3.5          Notices. All notices, requests and other communications to any party hereunder shall be in writing and shall be deemed given (a) when delivered or sent if delivered in person or by facsimile transmission (provided confirmation of facsimile transmission is obtained), (b) on the third (3rd) Business Day after dispatch by registered certified mail, (c) on the next Business Day if transmitted by national overnight courier or (d) on the date delivered if sent by email (provided confirmation of email receipt is obtained), in each case as follows:

 

(a)          If to Purchaser, then as provided for in Section 11.1 of the Purchase Agreement; and

 

(b)          If to Shareholder, then to the address set forth on Shareholder’s signature page hereto.

 

3.6          Severability. If any term or other provision of this Agreement is determined by a court of competent jurisdiction to be invalid, illegal or incapable of being enforced by any applicable rule of Law or public policy, all other terms, provisions and conditions of this Agreement shall nevertheless remain in full force and effect and shall in no way be affected, impaired or invalidated so long as the economic or legal substance of the transactions contemplated hereby are not affected in any manner adverse to any party hereto. Upon such determination that any term or other provision is invalid, illegal or incapable of being enforced, the parties hereto shall negotiate in good faith to modify this Agreement so as to effect the original intent of the parties as closely as possible to the fullest extent permitted by applicable Law in an acceptable manner in order that the transactions contemplated hereby are fulfilled to the extent possible.

 

3.7          No Assignments; Binding Effect.
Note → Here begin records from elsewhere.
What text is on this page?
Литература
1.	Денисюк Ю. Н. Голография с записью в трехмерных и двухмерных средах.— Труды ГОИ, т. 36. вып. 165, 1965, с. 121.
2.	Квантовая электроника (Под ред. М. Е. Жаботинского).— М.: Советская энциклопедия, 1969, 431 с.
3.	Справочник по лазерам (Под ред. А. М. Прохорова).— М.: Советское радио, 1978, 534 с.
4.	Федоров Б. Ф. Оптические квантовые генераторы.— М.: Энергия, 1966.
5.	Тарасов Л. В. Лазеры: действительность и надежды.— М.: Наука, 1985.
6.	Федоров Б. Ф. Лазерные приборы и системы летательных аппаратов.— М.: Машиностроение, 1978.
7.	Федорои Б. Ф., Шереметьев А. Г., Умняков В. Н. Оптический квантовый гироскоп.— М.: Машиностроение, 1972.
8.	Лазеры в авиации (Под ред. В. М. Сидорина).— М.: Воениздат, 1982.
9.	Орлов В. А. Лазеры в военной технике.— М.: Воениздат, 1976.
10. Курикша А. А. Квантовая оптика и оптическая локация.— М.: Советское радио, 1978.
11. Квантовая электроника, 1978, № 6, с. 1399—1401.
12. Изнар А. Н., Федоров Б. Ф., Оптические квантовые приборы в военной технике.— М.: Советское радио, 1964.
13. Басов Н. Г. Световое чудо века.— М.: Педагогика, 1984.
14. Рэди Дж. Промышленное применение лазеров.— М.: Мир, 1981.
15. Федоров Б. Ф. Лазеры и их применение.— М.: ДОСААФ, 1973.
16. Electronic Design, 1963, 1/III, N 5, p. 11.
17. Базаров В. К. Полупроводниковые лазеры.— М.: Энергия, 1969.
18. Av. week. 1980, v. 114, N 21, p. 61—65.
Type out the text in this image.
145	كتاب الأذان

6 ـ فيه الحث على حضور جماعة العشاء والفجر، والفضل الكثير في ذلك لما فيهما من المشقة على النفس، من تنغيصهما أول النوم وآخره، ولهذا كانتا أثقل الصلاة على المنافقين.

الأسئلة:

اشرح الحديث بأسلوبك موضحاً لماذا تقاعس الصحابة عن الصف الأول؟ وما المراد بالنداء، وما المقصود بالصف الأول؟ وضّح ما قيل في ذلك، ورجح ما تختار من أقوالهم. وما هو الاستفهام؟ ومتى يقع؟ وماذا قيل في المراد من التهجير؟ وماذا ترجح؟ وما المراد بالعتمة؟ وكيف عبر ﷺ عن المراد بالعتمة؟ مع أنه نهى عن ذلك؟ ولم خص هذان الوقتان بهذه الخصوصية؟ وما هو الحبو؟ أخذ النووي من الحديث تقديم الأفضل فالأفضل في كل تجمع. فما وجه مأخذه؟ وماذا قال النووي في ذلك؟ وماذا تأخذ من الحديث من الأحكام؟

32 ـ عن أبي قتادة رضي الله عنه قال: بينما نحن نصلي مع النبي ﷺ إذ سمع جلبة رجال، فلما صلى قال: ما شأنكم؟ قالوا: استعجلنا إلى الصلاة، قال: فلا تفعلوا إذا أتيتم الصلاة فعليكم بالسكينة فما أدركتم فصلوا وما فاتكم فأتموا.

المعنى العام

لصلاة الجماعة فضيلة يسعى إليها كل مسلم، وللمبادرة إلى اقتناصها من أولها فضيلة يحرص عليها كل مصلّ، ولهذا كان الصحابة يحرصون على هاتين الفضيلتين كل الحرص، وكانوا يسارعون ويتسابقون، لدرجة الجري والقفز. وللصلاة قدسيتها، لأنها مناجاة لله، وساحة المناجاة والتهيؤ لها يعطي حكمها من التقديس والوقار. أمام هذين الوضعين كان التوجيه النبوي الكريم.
Neither this Agreement nor any of the rights, interests or obligations hereunder shall be assigned, in whole or in part, by operation of Law or otherwise, by any of the parties hereto without the prior written consent of any other party hereto, except that Purchaser may assign, in its sole discretion, any of or all of its rights, interests and obligations under this Agreement to one (1) or more of its Affiliates, but no such assignment shall relieve Purchaser of any of its obligations hereunder. Subject to the preceding sentence, this Agreement shall be binding upon, inure to the benefit of, and be enforceable by, the parties hereto and their respective successors and permitted assigns. Any purported assignment not permitted under this Section  3.7 shall be null and void.

 

3.8          Acknowledgment. SHAREHOLDER HAS READ AND FULLY UNDERSTANDS THE TERMS AND CONDITIONS OF THIS AGREEMENT AND THE PURCHASE AGREEMENT AND AGREES TO ABIDE BY THE TERMS AND CONDITIONS HEREOF AND THEREOF. SHAREHOLDER HAD SUFFICIENT TIME TO CONSIDER THIS AGREEMENT AND PURCHASER AGREEMENT AND CONSULT WITH AN ATTORNEY, IF DESIRED, PRIOR TO SIGNING THIS AGREEMENT.

 

 

 

 

3.9          Effective Date; Termination. This Agreement shall become effective as of and contingent upon the Closing. This Agreement shall terminate upon the earlier of termination of the Purchase Agreement in accordance with its terms or at the lapse of thirty (30) days after the date on which the entire Holdback Amount shall be released pursuant to the terms of this Agreement; provided, however that the obligations of the parties under this ARTICLE II shall survive any such termination and shall be enforceable hereunder; provided, further, however, that nothing in this Section  3.9 shall relieve the parties hereto of any Liability for a breach of this Agreement prior to the effective date of such termination.

 

3.10        Counterparts. This Agreement may be executed in multiple counterparts, each of which will be deemed to be an original copy of this Agreement and all of which, when taken together, will be deemed to constitute one (1) and the same agreement. The exchange of a fully executed Agreement (in counterparts or otherwise) by electronic transmission in .PDF format or by facsimile shall be sufficient to bind the parties to the terms and conditions of this Agreement.

 

[THE REMAINDER OF THIS PAGE IS INTENTIONALLY LEFT BLANK]

 

 

 

 

IN WITNESS WHEREOF, the parties hereto have caused this Holdback Agreement to be duly executed as of the date first above written.

 

 

  IL MAKIAGE COSMETICS (2013) LTD.
     
     
  By: /s/ Oran Holtzman
    Name: Oran Holtzman
    Title: CEO

 

[SIGNATURE PAGE TO KEY EMPLOYEES HOLDBACK AGREEMENT]

 

 

 

 

  SHAREHOLDER
   
   
  /s/ Niv Price
  Name: Niv Price
   
   
  Address:  4 Shvil Hazahav Street, Ra’anana, Israel

 

[SIGNATURE PAGE TO KEY EMPLOYEES HOLDBACK AGREEMENT]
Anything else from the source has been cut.